Оповещенный Анной Егоровной, шеф наружного наблюдения Евстратий Медников приказал филерам неотступно следить за экспансивным господином с окладистой бородой, в круглой мягкой шляпе…
Окрыленный взятой на себя ролью матерого заговрщика, Михаил Егупов, в длиннополом пальто нараспашку, непременно с книгой в руках, с утра до ночи бегал по Москве, заводил знакомства, горячо что-то такое доказывал, шевеля бородой. В первые же дни вывел охранку на сочувствующего революции помощника пристава с Большой Якиманки и на нескольких студентов Петровской академии. В целях конспирации Егупов сознательно не снимал постоянной квартиры. Сегодня находил пристанище на Петровке, завтра — в доме Запасною дворца у Красных ворот, послезавтра мчался в Петровско-Разумовское. И все — не оглядываясь, широким шагом, как и подобает выдающейся личности, добровольно взвалившей на себя тяжелое бремя объединения революционных сил.
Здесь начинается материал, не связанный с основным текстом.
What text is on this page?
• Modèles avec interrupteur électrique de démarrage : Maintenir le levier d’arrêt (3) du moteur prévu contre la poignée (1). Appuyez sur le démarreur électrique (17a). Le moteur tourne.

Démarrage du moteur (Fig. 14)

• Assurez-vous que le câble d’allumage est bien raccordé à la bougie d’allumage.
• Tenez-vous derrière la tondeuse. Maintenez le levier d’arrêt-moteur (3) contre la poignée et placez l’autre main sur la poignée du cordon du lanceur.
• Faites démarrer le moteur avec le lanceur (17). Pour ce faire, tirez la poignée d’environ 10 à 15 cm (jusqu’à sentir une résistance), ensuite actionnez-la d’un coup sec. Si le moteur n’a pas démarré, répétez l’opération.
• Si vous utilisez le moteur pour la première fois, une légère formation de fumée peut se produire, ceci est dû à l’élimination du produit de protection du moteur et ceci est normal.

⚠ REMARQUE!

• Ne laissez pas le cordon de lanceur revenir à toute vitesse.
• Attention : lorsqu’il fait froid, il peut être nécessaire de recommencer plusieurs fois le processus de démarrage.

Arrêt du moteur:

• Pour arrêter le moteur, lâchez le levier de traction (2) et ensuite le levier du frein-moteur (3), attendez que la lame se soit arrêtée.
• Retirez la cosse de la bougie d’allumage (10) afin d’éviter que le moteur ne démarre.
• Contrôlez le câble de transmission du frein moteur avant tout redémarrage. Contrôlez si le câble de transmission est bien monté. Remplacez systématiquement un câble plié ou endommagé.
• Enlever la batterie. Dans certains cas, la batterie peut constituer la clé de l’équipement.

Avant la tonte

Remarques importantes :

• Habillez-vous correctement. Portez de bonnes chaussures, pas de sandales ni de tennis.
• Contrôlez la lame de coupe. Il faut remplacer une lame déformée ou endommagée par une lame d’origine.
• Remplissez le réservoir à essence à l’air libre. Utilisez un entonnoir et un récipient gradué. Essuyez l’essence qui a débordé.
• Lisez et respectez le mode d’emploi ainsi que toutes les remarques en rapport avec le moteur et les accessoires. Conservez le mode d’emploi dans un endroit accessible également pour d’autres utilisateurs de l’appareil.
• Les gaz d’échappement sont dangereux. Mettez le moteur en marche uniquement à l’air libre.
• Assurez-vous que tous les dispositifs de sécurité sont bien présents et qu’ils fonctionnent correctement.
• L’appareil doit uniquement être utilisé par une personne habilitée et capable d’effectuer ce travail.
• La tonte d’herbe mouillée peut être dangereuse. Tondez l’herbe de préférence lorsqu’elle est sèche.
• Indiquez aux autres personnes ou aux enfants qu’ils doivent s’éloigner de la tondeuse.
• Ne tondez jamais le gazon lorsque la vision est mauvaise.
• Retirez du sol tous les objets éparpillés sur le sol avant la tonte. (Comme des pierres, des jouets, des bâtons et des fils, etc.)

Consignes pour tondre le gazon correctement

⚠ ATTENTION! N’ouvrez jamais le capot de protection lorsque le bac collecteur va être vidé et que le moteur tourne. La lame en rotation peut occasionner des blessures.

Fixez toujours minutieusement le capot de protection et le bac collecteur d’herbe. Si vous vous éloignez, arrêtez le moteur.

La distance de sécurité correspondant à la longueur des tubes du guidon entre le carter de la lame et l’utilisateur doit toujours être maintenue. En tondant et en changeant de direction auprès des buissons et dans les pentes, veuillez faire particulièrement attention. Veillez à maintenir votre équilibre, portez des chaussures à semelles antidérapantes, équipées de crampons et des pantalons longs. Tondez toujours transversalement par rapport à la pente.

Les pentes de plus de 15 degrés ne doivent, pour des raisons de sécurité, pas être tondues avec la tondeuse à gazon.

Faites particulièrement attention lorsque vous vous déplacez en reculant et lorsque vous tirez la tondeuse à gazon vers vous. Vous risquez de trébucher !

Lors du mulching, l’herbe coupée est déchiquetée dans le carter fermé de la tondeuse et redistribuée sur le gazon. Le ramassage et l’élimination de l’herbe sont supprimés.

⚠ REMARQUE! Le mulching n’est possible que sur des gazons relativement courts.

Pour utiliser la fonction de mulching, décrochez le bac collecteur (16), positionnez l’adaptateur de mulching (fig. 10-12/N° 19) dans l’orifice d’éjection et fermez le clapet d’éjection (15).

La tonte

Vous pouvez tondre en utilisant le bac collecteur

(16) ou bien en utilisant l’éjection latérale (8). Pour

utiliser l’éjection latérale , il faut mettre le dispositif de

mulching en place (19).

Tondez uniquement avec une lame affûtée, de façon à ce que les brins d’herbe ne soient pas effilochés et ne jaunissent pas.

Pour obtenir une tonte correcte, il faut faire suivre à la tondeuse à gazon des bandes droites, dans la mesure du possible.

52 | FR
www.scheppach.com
Опытные филеры сразу раскусили характер Егупова, весьма точно определили и его дальнейшую роль в намеченном объединительном предприятии — могильщик. Себя погубит и других… И кличку дали ему соответствующую — Факельщик. В те времена факельщики из похоронных контор обычно ходили впереди печальных процессий. Разница была лишь в том, что наемные факельщики, соблюдая торжественность ритуала, передвигались медленно, а Михаил Егупов мог бы потягаться с иной гончей. Филеры с ног сбились, следуя за суетливым молодым человеком. Только по субботам находили отдохновение от горячечной слежки. По субботам Михаил Михайлович позволял себе небольшую разрядку, отправляясь в известное заведение мадам Прохальской. Так сказать, сбрасывал груз повседневного напряжения. Проследив, как он, разгоряченный, скрывается за дверью заведения, филеры спокойно расходились: госпожа Прохальская подробно доложит, с кем оставался до утра, много ли выпил мадеры…
Изучая маршруты Факельщика, Медников пожаловался Зубатову:
— Много передвигается, может, пора на прикол?
— Что ты, что ты, Евстратий! — засмеялся Сергей Васильевич. — Напротив, пусть побегает, порезвится…
Зубатов сформулировал главный закон политического сыска: момент ликвидации можно считать наступившим, когда донесения агентов не приносят ничего нового, а филеры начинают ходить по кругу за одними и теми же лицами. Руководствуясь этой формулой, Егупова следовало держать на свободе «до упора», сколько возможно. Усерден, весьма усерден Факельщик. Поберечь его не грех, окупится сторицей.